Arun doorstep fundraiser regulations criticised as 'overbearing'
More stringent regulations on doorstep fundraisers are to be introduced in parts of West Sussex.
Arun District Council said it wants to make sure every charity fundraiser knocking on a door in the area is properly vetted.
However, the policy has been described as "overbearing" by the Institute of Fundraising.
And councillors have admitted there had been no complaints about doorstep sellers from residents.
In a report the council said it would be checking on how fundraising staff were recruited, how much commission they charge and how many people would be visiting an area, before licences were granted.
Graham Tyler, chairman of licensing enforcement at Arun District Council, said: "Every charity that was coming to us, we found there were discrepancies in the way they recruited their staff and the training that they gave.

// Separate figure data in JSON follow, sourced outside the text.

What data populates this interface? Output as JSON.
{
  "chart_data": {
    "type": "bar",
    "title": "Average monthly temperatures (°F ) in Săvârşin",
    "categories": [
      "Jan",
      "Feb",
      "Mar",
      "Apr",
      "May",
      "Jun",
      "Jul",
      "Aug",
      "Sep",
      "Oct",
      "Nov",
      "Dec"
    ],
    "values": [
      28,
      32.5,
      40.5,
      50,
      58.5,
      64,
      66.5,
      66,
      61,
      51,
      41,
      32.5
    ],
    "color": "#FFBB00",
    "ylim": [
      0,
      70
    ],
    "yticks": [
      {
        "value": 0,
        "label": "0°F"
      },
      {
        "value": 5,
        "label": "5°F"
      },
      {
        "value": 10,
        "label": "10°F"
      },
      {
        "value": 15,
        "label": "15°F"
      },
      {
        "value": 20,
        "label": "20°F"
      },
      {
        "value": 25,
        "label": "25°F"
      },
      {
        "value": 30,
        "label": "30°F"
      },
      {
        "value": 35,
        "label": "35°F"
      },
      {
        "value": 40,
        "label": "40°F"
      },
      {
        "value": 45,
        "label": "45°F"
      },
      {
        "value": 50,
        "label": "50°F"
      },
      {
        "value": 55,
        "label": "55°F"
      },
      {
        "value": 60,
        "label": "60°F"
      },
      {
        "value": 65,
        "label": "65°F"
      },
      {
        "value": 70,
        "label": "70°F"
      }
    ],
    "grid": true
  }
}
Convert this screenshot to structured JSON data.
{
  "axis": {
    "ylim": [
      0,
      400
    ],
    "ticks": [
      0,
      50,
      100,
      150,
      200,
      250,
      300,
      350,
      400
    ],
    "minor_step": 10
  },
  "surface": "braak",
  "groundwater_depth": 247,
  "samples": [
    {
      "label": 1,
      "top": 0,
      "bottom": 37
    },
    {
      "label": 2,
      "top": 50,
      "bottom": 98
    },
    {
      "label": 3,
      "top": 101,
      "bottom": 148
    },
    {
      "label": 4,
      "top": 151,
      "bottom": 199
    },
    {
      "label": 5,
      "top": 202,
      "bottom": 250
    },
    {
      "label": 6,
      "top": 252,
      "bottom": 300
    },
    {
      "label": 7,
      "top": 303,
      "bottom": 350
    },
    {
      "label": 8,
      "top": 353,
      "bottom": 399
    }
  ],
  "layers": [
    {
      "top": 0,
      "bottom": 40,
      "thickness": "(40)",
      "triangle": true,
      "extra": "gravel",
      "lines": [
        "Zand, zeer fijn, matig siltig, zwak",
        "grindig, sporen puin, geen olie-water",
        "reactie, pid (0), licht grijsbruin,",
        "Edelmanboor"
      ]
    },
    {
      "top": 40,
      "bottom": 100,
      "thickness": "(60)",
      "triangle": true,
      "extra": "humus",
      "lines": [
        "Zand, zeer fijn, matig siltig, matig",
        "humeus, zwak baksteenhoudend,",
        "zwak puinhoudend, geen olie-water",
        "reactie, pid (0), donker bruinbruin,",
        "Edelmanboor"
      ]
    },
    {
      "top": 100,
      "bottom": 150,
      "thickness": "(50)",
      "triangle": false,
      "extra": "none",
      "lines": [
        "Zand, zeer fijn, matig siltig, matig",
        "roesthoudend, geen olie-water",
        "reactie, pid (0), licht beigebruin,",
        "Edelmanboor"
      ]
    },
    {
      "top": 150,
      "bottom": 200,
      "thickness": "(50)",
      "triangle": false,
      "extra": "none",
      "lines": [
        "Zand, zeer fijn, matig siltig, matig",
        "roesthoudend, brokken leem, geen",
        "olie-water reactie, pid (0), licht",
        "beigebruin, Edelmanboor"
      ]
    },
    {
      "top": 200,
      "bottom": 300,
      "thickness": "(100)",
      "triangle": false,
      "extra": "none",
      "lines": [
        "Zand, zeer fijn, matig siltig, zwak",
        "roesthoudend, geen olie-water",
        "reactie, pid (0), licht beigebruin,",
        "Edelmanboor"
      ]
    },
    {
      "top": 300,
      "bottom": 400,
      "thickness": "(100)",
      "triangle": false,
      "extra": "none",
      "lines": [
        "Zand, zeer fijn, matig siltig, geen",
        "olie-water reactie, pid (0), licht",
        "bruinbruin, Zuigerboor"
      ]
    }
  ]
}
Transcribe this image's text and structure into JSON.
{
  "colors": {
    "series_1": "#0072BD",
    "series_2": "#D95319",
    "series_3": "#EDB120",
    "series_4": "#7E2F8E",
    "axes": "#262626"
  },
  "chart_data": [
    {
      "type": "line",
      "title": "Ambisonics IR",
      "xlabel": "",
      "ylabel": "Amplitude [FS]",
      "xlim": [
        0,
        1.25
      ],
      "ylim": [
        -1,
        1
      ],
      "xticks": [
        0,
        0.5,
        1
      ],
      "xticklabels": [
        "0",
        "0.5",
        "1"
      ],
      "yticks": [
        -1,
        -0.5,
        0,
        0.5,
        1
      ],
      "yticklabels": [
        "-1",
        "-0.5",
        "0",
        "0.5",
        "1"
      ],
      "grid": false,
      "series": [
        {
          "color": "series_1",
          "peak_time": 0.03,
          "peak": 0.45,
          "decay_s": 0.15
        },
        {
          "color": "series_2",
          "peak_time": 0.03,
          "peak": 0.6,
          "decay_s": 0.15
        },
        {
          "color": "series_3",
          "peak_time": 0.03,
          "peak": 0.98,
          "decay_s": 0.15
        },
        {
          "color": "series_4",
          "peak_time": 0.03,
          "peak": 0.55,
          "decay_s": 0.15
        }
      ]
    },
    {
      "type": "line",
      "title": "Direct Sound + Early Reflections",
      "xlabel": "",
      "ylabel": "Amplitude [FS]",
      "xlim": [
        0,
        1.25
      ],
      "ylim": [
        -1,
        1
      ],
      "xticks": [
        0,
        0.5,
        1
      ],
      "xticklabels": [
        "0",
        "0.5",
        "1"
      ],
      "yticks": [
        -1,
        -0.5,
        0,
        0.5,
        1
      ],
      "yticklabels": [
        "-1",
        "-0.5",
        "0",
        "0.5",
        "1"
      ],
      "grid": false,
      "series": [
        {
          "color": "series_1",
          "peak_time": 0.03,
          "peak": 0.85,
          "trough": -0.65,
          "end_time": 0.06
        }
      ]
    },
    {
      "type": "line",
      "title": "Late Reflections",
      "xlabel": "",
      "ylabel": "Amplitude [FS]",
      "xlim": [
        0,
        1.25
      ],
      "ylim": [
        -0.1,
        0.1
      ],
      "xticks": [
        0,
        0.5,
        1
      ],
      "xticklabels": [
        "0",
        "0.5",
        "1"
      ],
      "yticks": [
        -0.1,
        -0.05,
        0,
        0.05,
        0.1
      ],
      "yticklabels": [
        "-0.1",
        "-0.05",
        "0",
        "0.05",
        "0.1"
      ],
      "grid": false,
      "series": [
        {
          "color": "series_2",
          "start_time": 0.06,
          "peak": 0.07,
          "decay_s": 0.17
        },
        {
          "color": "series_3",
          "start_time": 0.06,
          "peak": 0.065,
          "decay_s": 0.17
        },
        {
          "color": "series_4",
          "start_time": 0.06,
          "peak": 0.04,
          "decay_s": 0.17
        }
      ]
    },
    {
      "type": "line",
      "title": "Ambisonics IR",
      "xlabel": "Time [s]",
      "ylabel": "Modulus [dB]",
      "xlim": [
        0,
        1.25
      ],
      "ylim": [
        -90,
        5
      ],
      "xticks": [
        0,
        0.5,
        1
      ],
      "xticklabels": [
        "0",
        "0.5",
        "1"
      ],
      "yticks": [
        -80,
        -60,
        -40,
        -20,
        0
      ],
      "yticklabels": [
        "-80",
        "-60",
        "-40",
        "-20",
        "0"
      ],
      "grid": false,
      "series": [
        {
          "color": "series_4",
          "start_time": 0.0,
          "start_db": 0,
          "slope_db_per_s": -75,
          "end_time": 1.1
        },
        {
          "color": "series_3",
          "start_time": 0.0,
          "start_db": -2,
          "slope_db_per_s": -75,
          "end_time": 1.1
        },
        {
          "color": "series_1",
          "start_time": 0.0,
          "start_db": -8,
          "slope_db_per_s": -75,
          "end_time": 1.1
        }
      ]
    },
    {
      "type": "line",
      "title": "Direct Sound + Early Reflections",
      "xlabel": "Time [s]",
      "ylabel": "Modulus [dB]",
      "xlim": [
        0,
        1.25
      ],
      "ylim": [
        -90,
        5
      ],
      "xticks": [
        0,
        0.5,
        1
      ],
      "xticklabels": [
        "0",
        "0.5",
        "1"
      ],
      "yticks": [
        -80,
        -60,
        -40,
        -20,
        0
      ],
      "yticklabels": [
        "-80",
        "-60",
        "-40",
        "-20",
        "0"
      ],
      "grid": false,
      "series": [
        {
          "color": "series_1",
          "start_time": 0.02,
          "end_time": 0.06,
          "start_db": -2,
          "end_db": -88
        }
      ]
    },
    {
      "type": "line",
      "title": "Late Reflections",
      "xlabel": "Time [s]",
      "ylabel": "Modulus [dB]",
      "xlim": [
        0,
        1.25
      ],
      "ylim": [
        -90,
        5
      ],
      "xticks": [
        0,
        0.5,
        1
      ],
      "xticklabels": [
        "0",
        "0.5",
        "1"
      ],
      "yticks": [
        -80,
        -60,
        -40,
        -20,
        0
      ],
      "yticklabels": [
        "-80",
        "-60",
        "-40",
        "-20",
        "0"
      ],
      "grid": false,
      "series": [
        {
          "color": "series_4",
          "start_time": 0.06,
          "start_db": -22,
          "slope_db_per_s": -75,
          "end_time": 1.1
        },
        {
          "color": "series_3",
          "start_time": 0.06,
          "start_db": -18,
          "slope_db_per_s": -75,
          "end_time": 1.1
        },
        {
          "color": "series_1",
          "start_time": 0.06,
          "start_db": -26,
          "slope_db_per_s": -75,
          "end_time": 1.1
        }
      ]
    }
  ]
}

"As a licensing committee, with the amount of applications we were getting and the difference between the companies out there, we felt they [the charities] should have one policy and one set of criteria."
However, he added: "I must admit we have not had any of our residents in Arun phoning up and complaining about the doorstep sellers."
Ed Wyatt, policy officer at the Institute of Fundraising, a professional membership body for UK fundraising, said the policy was "overbearing, intrusive and unnecessary".
"I think the major issue here is making sure there is that difference, that line, that balance between what is criminal and what is perfectly legal," he said.
"Throughout all direct debit collection techniques on the street and on the doorstep, of the two million donors signed up, only 0.01% of those made complaints."